Over the winter months we rise in the dim dawn and sit together in the living room. No lights, across from each other, coffee in hand. Often we don’t talk. We each greet the day in our fashion, let the gray light creep into the sky. Feel the house around us, seventy years old, a stolid little block of a structure which, over the decades, we have transformed, bit by bit, to our liking. Where all three of our kids were born and grew into who they have become. Surrounded by our pictures and art, our books and maps, our precious rocks and artifacts, the urns with ashes of our parents. Sometimes we discuss the day, or our concerns and discoveries, more often we let the early silence be.

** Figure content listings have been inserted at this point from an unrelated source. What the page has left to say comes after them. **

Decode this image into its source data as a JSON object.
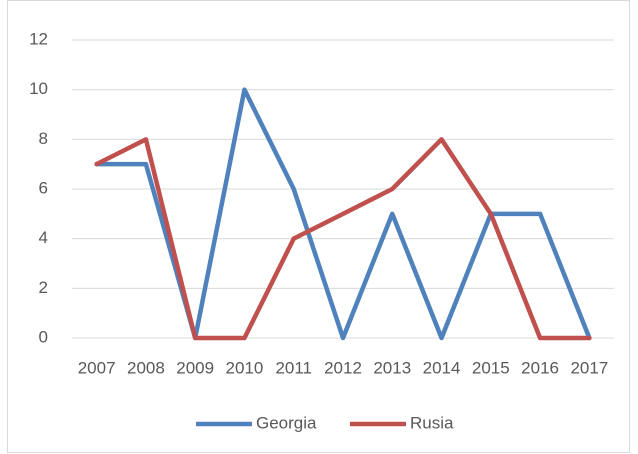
{
  "chart_data": {
    "type": "line",
    "categories": [
      "2007",
      "2008",
      "2009",
      "2010",
      "2011",
      "2012",
      "2013",
      "2014",
      "2015",
      "2016",
      "2017"
    ],
    "series": [
      {
        "name": "Georgia",
        "color": "#4f81bd",
        "values": [
          7,
          7,
          0,
          10,
          6,
          0,
          5,
          0,
          5,
          5,
          0
        ]
      },
      {
        "name": "Rusia",
        "color": "#c0504d",
        "values": [
          7,
          8,
          0,
          0,
          4,
          5,
          6,
          8,
          5,
          0,
          0
        ]
      }
    ],
    "ylim": [
      0,
      12
    ],
    "yticks": [
      0,
      2,
      4,
      6,
      8,
      10,
      12
    ],
    "grid": true,
    "legend": "bottom"
  }
}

In the summer, once the snow melts and the grass greens and the flowers burst out with color. When the lilacs send their fragrance into the air. When western tanager and lazuli bunting visit, we are drawn outside in the early brightness. We sit in our chosen spots – a chair at the top of the back steps under the lilac branches, or a seat by the fire ring under the old green ash, or on a decrepit old metal lawn chair set hidden in the aspen grove we planted nearly 30 years ago. There, back near the bowling alley parking lot, two blocks from the cacophony of Main Street, we are surrounded and buffered. The leaves rustle in the first breezes of the day. The walkway we made from scavenged railroad plates, now covered by a soft carpet of creeping thyme, the bird bath Sawyer made in a ceramics class, the stone arch adorned with agates and petrified wood. Where chickadees hop in the branches, bight and attentive.

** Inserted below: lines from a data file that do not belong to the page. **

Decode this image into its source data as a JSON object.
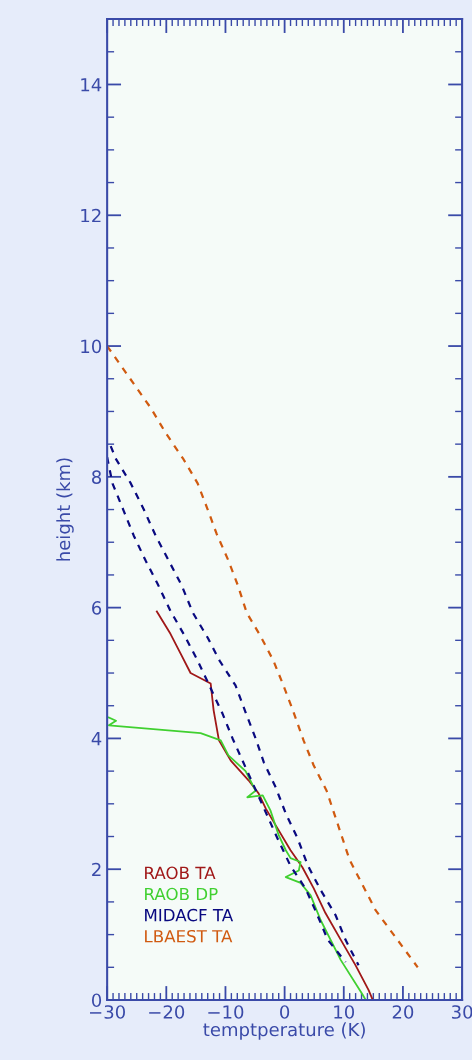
{
  "chart_data": {
    "type": "line",
    "xlabel": "temptperature (K)",
    "ylabel": "height (km)",
    "xlim": [
      -30,
      30
    ],
    "ylim": [
      0,
      15
    ],
    "xticks": [
      -30,
      -20,
      -10,
      0,
      10,
      20,
      30
    ],
    "yticks": [
      0,
      2,
      4,
      6,
      8,
      10,
      12,
      14
    ],
    "grid": false,
    "legend": "bottom left",
    "series": [
      {
        "name": "RAOB TA",
        "color": "#a01818",
        "line_style": "solid",
        "x": [
          -21.6,
          -19.3,
          -17.6,
          -15.9,
          -12.5,
          -12.0,
          -11.1,
          -9.1,
          -6.1,
          -4.4,
          -3.2,
          -1.5,
          1.0,
          3.0,
          4.9,
          6.9,
          9.5,
          12.0,
          14.2,
          14.9
        ],
        "values": [
          5.94,
          5.6,
          5.3,
          5.0,
          4.84,
          4.43,
          3.97,
          3.66,
          3.36,
          3.16,
          2.93,
          2.67,
          2.29,
          2.03,
          1.71,
          1.33,
          0.92,
          0.53,
          0.15,
          0
        ]
      },
      {
        "name": "RAOB DP",
        "color": "#40d030",
        "line_style": "solid",
        "x": [
          -29.7,
          -28.5,
          -29.7,
          -14.2,
          -10.8,
          -9.5,
          -6.6,
          -4.9,
          -6.3,
          -3.7,
          -2.4,
          -1.0,
          0.2,
          1.0,
          2.7,
          2.4,
          0.2,
          2.7,
          4.4,
          6.1,
          9.5,
          13.2,
          13.7
        ],
        "values": [
          4.32,
          4.27,
          4.2,
          4.08,
          3.97,
          3.74,
          3.5,
          3.2,
          3.1,
          3.13,
          2.9,
          2.52,
          2.29,
          2.17,
          2.11,
          1.98,
          1.88,
          1.79,
          1.6,
          1.22,
          0.61,
          0.08,
          0
        ]
      },
      {
        "name": "MIDACF TA",
        "color": "#0a0a80",
        "line_style": "dashed",
        "x": [
          -29.4,
          -28.5,
          -26.0,
          -23.8,
          -21.8,
          -19.6,
          -17.4,
          -15.5,
          -13.0,
          -11.0,
          -8.3,
          -6.6,
          -4.9,
          -3.5,
          -1.5,
          0.2,
          2.2,
          3.9,
          6.1,
          8.6,
          10.3,
          12.5
        ],
        "values": [
          8.47,
          8.27,
          7.9,
          7.5,
          7.1,
          6.72,
          6.34,
          5.92,
          5.54,
          5.19,
          4.81,
          4.4,
          4.0,
          3.63,
          3.25,
          2.85,
          2.47,
          2.06,
          1.68,
          1.3,
          0.92,
          0.53
        ]
      },
      {
        "color": "#0a0a80",
        "line_style": "dashed",
        "x": [
          -30.0,
          -29.1,
          -27.2,
          -25.5,
          -23.5,
          -21.5,
          -19.3,
          -16.9,
          -14.7,
          -10.5,
          -8.8,
          -1.2,
          1.0,
          3.5,
          5.2,
          7.3,
          10.3
        ],
        "values": [
          8.3,
          7.9,
          7.48,
          7.1,
          6.72,
          6.37,
          5.95,
          5.57,
          5.19,
          4.38,
          4.0,
          2.47,
          2.05,
          1.71,
          1.37,
          0.92,
          0.58
        ]
      },
      {
        "name": "LBAEST TA",
        "color": "#d05a10",
        "line_style": "dashed",
        "x": [
          -30.0,
          -22.6,
          -20.1,
          -17.1,
          -14.7,
          -13.0,
          -11.5,
          -9.5,
          -7.9,
          -6.4,
          -4.1,
          -1.9,
          -0.2,
          1.4,
          3.2,
          4.9,
          7.1,
          11.0,
          15.4,
          22.5
        ],
        "values": [
          10.0,
          9.05,
          8.67,
          8.27,
          7.9,
          7.5,
          7.13,
          6.72,
          6.34,
          5.92,
          5.57,
          5.19,
          4.81,
          4.43,
          3.97,
          3.59,
          3.2,
          2.14,
          1.37,
          0.5
        ]
      }
    ]
  }
}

There, with the hum of a highway in the distance, an airplane heading for the airport overhead, the thunder of a passing train half a mile away, with the press of growth and money and greed and distraction more insistent every season; we sit, coffee in hand, and let the peace of this rectangle of space embrace us – its history, its hard work, its stubborn will to flourish, its memories.

We talk, often, of how to move on, whether to stay, bemoan the changes happening inexorably around us. More and more it feels like a defensive space, a place to retreat to from what our town is becoming. And yet, every morning, winter and summer, greeting each day, it is sanctuary and peace and the satisfaction of our lives here, year on year, all that has happened. Our place.